04.11.2021
Ehrung

Prof. Heindl erhält Leonhard-Klein-Preis

Höchstdotierter Forschungspreis der deutschen Augenheilkunde

Prof. Dr. Dr. Ludwig Heindl, Foto: Michael Wodak
Prof. Dr. Dr. Ludwig Heindl, Foto: Michael Wodak

Univ.-Prof. Dr. Dr. Ludwig Heindl, Leiter des Schwerpunkts für Ophthalmoonkologie und Ophthalmoplastische Chirurgie am Zentrum für Augenheilkunde der Uniklinik Köln, ist auf der Jahrestagung der Deutschen Ophthalmologischen Gesellschaft mit dem Leonhard-Klein-Preis 2021 ausgezeichnet worden.
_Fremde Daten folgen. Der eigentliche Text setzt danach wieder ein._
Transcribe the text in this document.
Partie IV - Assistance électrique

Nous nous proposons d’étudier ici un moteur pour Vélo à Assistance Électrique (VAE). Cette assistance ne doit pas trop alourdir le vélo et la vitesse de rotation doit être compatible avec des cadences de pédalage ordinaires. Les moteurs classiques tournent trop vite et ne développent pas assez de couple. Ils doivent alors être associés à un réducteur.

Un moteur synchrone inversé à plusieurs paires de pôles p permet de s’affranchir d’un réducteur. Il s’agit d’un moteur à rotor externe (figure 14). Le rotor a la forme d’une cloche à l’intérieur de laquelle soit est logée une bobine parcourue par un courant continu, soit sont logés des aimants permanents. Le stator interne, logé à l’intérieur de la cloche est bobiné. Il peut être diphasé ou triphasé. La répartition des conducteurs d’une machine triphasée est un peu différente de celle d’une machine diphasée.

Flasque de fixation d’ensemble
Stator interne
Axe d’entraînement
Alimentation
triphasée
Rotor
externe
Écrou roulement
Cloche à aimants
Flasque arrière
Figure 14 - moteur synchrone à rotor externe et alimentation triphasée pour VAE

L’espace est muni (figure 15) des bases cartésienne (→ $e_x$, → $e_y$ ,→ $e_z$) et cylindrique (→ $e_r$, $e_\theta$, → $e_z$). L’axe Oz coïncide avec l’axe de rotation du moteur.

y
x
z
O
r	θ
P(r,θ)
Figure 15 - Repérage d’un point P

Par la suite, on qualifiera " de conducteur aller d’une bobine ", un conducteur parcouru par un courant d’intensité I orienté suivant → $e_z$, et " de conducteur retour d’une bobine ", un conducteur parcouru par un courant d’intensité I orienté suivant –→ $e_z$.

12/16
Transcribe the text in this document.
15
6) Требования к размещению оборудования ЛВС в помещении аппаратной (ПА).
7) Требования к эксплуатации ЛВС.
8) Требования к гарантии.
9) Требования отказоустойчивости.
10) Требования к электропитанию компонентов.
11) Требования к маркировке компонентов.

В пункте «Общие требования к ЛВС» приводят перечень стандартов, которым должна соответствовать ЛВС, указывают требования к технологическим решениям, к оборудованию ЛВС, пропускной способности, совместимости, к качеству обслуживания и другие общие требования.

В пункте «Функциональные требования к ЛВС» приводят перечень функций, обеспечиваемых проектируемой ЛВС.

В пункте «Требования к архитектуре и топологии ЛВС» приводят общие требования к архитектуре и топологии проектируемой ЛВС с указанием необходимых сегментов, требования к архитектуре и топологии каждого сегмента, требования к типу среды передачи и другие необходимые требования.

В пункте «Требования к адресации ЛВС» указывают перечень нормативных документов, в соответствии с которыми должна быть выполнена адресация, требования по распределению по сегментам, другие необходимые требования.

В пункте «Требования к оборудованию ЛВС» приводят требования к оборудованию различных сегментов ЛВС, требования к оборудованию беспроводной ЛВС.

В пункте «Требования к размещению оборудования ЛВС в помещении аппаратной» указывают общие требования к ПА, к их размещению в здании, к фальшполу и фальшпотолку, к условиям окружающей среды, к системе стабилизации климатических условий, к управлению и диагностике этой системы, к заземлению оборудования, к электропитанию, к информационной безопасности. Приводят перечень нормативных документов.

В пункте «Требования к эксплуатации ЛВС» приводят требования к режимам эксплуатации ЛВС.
Er erhält den mit 15.000 Euro höchstdotierten Forschungspreis in der deutschen Augenheilkunde für seine bahnbrechenden Arbeiten zur Verbesserung der laser-gestützten, minimal-invasiven Tränenwegchirurgie. Durch Fortschritte in den Bereichen Endoskopie und Laserchirurgie konnte Prof. Heindl in den letzten Jahren zwei neue Bypassverfahren zur Behandlung von Tränenwegstenosen, einer Verengung der ableitenden Tränenwege, mit hervorragenden Erfolgsraten entwickeln.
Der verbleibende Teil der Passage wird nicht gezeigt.